De kantonrechter in Leeuwarden heeft op 16 mei jl. een 38-jarige inwoner van Leeuwarden vrijgesproken van een snelheidsovertreding. De man werd verdacht de maximumsnelheid te hebben overschreden op de Overijsselseweg in Leeuwarden ter hoogte van Goutum op 2 november 2012. Een politieambtenaar had een lasermeting uitgevoerd. In een op ambtseed opgemaakt proces-verbaal had deze politieman gerelateerd dat onze cliënt 135 km/u had gereden waar 80 km/h is toegestaan.
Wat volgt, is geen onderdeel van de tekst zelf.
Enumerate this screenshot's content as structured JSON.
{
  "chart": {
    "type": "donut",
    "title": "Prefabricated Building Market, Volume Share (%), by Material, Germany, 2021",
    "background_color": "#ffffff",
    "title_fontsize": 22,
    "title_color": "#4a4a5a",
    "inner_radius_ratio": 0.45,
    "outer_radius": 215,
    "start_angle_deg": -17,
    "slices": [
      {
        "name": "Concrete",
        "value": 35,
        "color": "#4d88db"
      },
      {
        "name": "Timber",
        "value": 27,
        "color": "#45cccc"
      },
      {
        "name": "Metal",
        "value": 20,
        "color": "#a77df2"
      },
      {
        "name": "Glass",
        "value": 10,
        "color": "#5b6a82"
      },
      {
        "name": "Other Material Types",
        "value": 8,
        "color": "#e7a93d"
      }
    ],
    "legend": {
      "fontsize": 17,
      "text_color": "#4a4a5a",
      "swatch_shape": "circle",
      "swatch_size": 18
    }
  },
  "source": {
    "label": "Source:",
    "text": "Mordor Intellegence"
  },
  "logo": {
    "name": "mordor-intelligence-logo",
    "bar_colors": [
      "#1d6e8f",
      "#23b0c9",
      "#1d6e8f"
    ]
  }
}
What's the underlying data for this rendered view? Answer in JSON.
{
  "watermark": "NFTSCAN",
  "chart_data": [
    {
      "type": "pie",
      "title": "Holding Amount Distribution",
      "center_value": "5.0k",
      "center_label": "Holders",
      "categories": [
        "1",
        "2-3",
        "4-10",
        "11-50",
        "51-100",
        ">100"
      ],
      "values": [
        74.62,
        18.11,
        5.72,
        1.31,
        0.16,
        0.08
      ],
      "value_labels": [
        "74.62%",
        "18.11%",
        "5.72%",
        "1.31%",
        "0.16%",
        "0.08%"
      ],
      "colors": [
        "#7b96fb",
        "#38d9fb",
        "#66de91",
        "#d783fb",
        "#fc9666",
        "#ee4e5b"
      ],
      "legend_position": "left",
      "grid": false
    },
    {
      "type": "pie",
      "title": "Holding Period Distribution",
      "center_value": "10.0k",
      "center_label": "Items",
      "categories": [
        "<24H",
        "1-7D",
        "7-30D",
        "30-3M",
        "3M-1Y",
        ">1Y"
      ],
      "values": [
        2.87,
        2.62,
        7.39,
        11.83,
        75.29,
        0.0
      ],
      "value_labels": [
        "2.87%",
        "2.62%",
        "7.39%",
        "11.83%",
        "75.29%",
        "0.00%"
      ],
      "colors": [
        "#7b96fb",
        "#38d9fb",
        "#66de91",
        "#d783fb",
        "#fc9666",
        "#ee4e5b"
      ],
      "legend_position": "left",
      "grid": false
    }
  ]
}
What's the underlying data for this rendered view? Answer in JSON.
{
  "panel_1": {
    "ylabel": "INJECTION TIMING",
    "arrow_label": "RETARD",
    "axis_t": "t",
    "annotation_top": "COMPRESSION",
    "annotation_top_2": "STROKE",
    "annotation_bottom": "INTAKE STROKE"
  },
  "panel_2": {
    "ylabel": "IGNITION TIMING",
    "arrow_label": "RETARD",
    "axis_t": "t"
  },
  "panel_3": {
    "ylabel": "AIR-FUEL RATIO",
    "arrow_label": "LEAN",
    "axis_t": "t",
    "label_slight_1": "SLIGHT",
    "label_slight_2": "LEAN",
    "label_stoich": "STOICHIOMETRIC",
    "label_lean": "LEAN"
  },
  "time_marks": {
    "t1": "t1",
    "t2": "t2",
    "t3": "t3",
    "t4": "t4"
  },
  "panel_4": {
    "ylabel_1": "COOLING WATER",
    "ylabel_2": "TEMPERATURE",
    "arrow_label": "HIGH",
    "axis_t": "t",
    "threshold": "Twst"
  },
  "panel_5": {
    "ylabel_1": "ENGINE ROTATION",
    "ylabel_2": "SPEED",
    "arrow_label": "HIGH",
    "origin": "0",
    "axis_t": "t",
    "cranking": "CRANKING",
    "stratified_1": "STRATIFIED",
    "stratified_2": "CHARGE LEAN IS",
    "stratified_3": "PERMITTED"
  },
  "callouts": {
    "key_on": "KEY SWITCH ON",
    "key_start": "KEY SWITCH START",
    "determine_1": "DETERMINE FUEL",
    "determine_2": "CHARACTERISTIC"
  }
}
De vrijspraak door de rechter is opmerkelijk. Het bewijs dat een verdachte het ten laste gelegde feit heeft begaan, kan namelijk volgens de wet door de rechter worden aangenomen op basis van een op ambtseed opgemaakt proces-verbaal (artikel 344, tweede lid van het wetboek van strafvordering). Juist in kwesties als deze, een vermeende snelheidsoverschrijding, is er veelal geen ander bewijsmateriaal dan de constatering door één agent.
Tegen de wettelijke bepaling is in de loop van de jaren veel kritiek. Ter illustratie wordt verwezen naar een redactioneel artikel van mr. Hans Anker in de Nieuwsbrief Strafrecht uit 2008. Hij sluit zijn commentaar af met de woorden: “Moet het tweede lid van art. 344 zo langzamerhand dan ook niet verdwijnen uit ons wetboek? Een aanzet tot een discussie.” Klik hier voor het redactionele artikel van mr. Anker.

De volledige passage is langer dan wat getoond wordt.